Şaho Dersim comes from in Sewllawa (Sarvabad), a village between Meriwan and Sine (Sanandaj) in Eastern Kurdistan. In 2004, the "Party for a Free Life in Kurdistan" (Partiya Jiyana Azad a Kurdistanê - PJAK) was founded and guerrilla actions started to take place in the region. There was sympathy for the guerrilla among the population and every action became a topic of conversation the next day. Thus Şaho’s interest was also aroused. His family was not particularly patriotic, they adapted to the politics of the Iranian regime. As Şaho himself says, he was taught that one must serve the state. For this purpose he was set to become a teacher or doctor.

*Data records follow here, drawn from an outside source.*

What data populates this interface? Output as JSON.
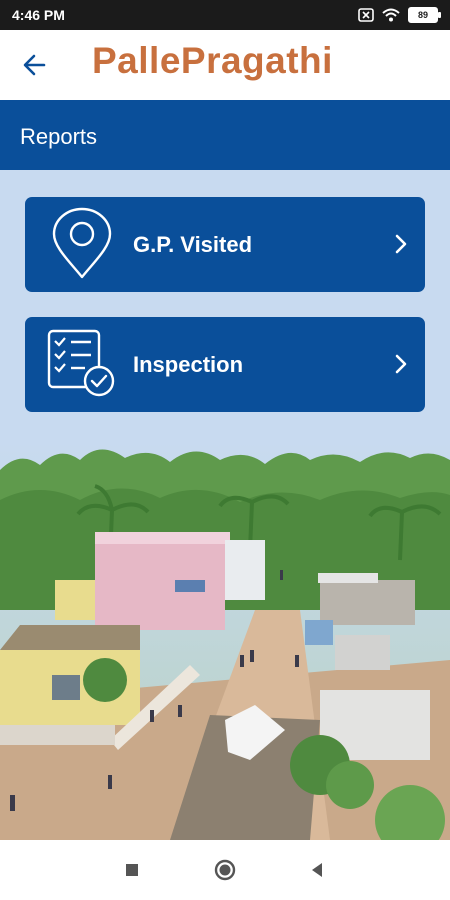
{
  "status_bar": {
    "time": "4:46 PM",
    "battery": "89",
    "icons": [
      "sim-x-icon",
      "wifi-icon",
      "battery-icon"
    ]
  },
  "app_bar": {
    "title": "PallePragathi",
    "back_icon": "back-arrow-icon",
    "title_color": "#c8703e"
  },
  "section": {
    "title": "Reports",
    "color": "#0a4f9a"
  },
  "menu": [
    {
      "label": "G.P. Visited",
      "icon": "location-pin-icon"
    },
    {
      "label": "Inspection",
      "icon": "checklist-icon"
    }
  ],
  "nav_bar": {
    "buttons": [
      "recents-button",
      "home-button",
      "back-button"
    ]
  }
}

Şaho’s life changed when he met Dersim Tolhildan (Raûf Şêyxi), who later died in the mountains of Rojhilat. He studied the philosophy of Abdullah Öcalan and gained a completely new perspective on the guerrillas. And he realized that something was missing. The conversations with Dersim Tolhildan opened new horizons in his thinking. He questioned himself, the system and the society in which he lived. He wanted to live differently than before and decided to take to the mountains and join the guerrillas. In 2015 he joined the East Kurdistan Defense Units, YRK (Yekîneyên Parastina Rojhilatê Kurdistan).

Now he loves the people of his country, its mountains, stones, rivers and the whole nature more than ever before. He says that his love for nature has brought him closer to his mother: "When I was still at home, I could not really understand my mother's way of dealing with nature. Housework for me was women's work. My mother had a small garden. When she was not busy with something else in her daily life, she spent her time in the garden. One day I saw her talking to herself. I became curious and approached her. And then I noticed that she was talking to nature, just as she talked to us children. I didn't understand it then, but since I've been here I can understand it. I've only just begun to question my life and to think self-critically about the relationship with my mother."

For Şaho, life in the mountains means becoming one with nature. Meanwhile he can't imagine anything else but guerrilla life: "The guerrilla is a new way of understanding life. To understand life and the enemy and to fight, the guerrilla is the best place. For my life I can say: Either guerrilla or nothing."